When I was about 6 years old, I was riding my bike on a sidewalk near my house and stopped to look at (and maybe throw) a bunch of spiky seed balls from a sweetgum tree. Suddenly, someone opened a gate next to a house across the street, and out came a brown dog that hesitated for a second or two before bounding straight over and nipping at me, tearing the seat of my corduroy pants. The memory contributes to my insight into countless aspects of experience — surprise, fear, and pain; the unpredictability of some dogs; the exotic weirdness of sweetgum seed balls. It’s pretty shallow in comparison for a computer to be told that it’s not always an idiom when people say something bit them in the ass.

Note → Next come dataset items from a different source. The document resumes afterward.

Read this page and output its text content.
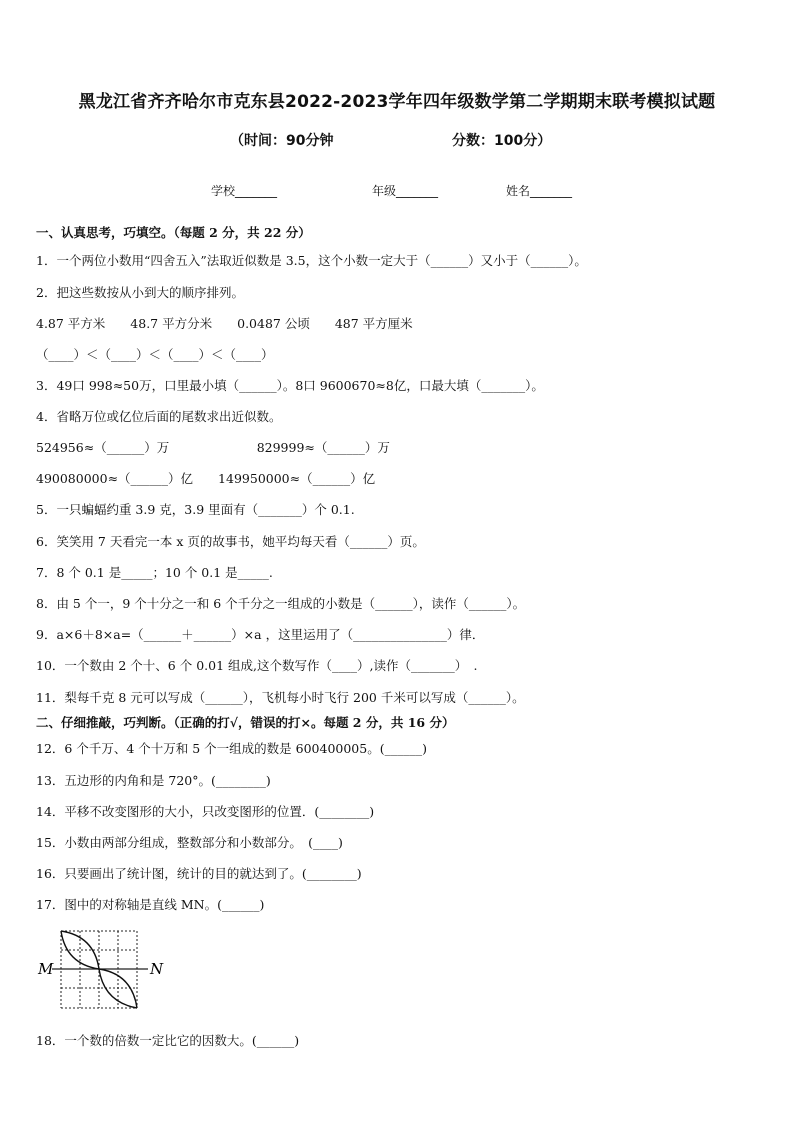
黑龙江省齐齐哈尔市克东县2022-2023学年四年级数学第二学期期末联考模拟试题
（时间：90分钟	分数：100分）
学校_______	年级_______	姓名_______
一、认真思考，巧填空。（每题 2 分，共 22 分）
1．一个两位小数用“四舍五入”法取近似数是 3.5，这个小数一定大于（______）又小于（______）。
2．把这些数按从小到大的顺序排列。
4.87 平方米　　48.7 平方分米　　0.0487 公顷　　487 平方厘米
（____）＜（____）＜（____）＜（____）
3．49口 998≈50万，口里最小填（______）。8口 9600670≈8亿，口最大填（_______）。
4．省略万位或亿位后面的尾数求出近似数。
524956≈（______）万　　　　　　　829999≈（______）万
490080000≈（______）亿　　149950000≈（______）亿
5．一只蝙蝠约重 3.9 克，3.9 里面有（_______）个 0.1.
6．笑笑用 7 天看完一本 x 页的故事书，她平均每天看（______）页。
7．8 个 0.1 是_____；10 个 0.1 是_____.
8．由 5 个一，9 个十分之一和 6 个千分之一组成的小数是（______），读作（______）。
9．a×6＋8×a=（______＋______）×a ，这里运用了（_______________）律．
10．一个数由 2 个十、6 个 0.01 组成,这个数写作（____）,读作（_______）　.
11．梨每千克 8 元可以写成（______），飞机每小时飞行 200 千米可以写成（______）。
二、仔细推敲，巧判断。（正确的打√，错误的打×。每题 2 分，共 16 分）
12．6 个千万、4 个十万和 5 个一组成的数是 600400005。(______)
13．五边形的内角和是 720°。(________)
14．平移不改变图形的大小，只改变图形的位置．(________)
15．小数由两部分组成，整数部分和小数部分。　(____)
16．只要画出了统计图，统计的目的就达到了。(________)
17．图中的对称轴是直线 MN。(______)
18．一个数的倍数一定比它的因数大。(______)
M	N
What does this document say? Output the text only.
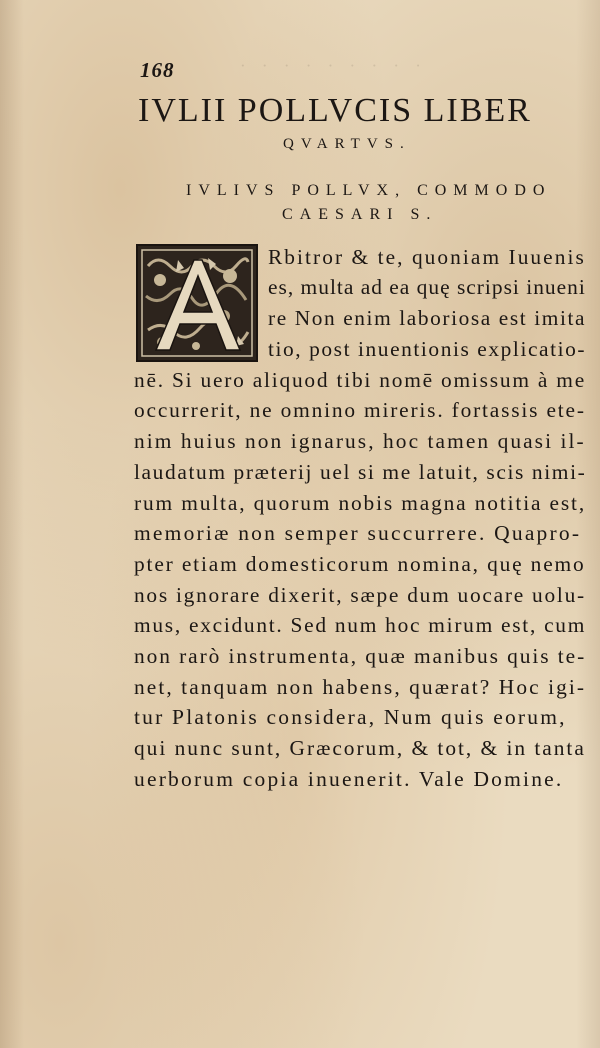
· · · · · · · · ·
168
IVLII POLLVCIS LIBER
QVARTVS.
IVLIVS POLLVX, COMMODO
CAESARI S.
Rbitror & te, quoniam Iuuenis
es, multa ad ea quę scripsi inueni
re Non enim laboriosa est imita
tio, post inuentionis explicatio-
nē. Si uero aliquod tibi nomē omissum à me
occurrerit, ne omnino mireris. fortassis ete-
nim huius non ignarus, hoc tamen quasi il-
laudatum præterij uel si me latuit, scis nimi-
rum multa, quorum nobis magna notitia est,
memoriæ non semper succurrere. Quapro-
pter etiam domesticorum nomina, quę nemo
nos ignorare dixerit, sæpe dum uocare uolu-
mus, excidunt. Sed num hoc mirum est, cum
non rarò instrumenta, quæ manibus quis te-
net, tanquam non habens, quærat? Hoc igi-
tur Platonis considera, Num quis eorum,
qui nunc sunt, Græcorum, & tot, & in tanta
uerborum copia inuenerit. Vale Domine.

Philosophers and other A.I. skeptics have long argued that only so much can be taught to a disembodied electronic brain in a box. Many A.I. researchers have blamed such doubts on “some sort of residual mysticism” — an “unscientific faith in a soul-like mental essence,” as the cognitive scientist Andy Clark wrote in a 1997 book, Being There: Putting Brain, Body, and World Together Again. But the idea that intelligence requires a body sounds pretty good when you consider that crawling babies grasp basic concepts quickly while computers in data centers require vast amounts of electricity to absorb one thing.
Mitchell appears to be reluctantly coming around to the skeptics’ position. “After grappling with A.I. for many years, I am finding the embodiment argument increasingly compelling,” she writes.
What, then, will it take to produce a robot that moves around the world with insights about its own actions and those of the people, animals, and other machines it interacts with? “I can barely imagine,” she writes, “what breakthroughs we would need to build such a machine.”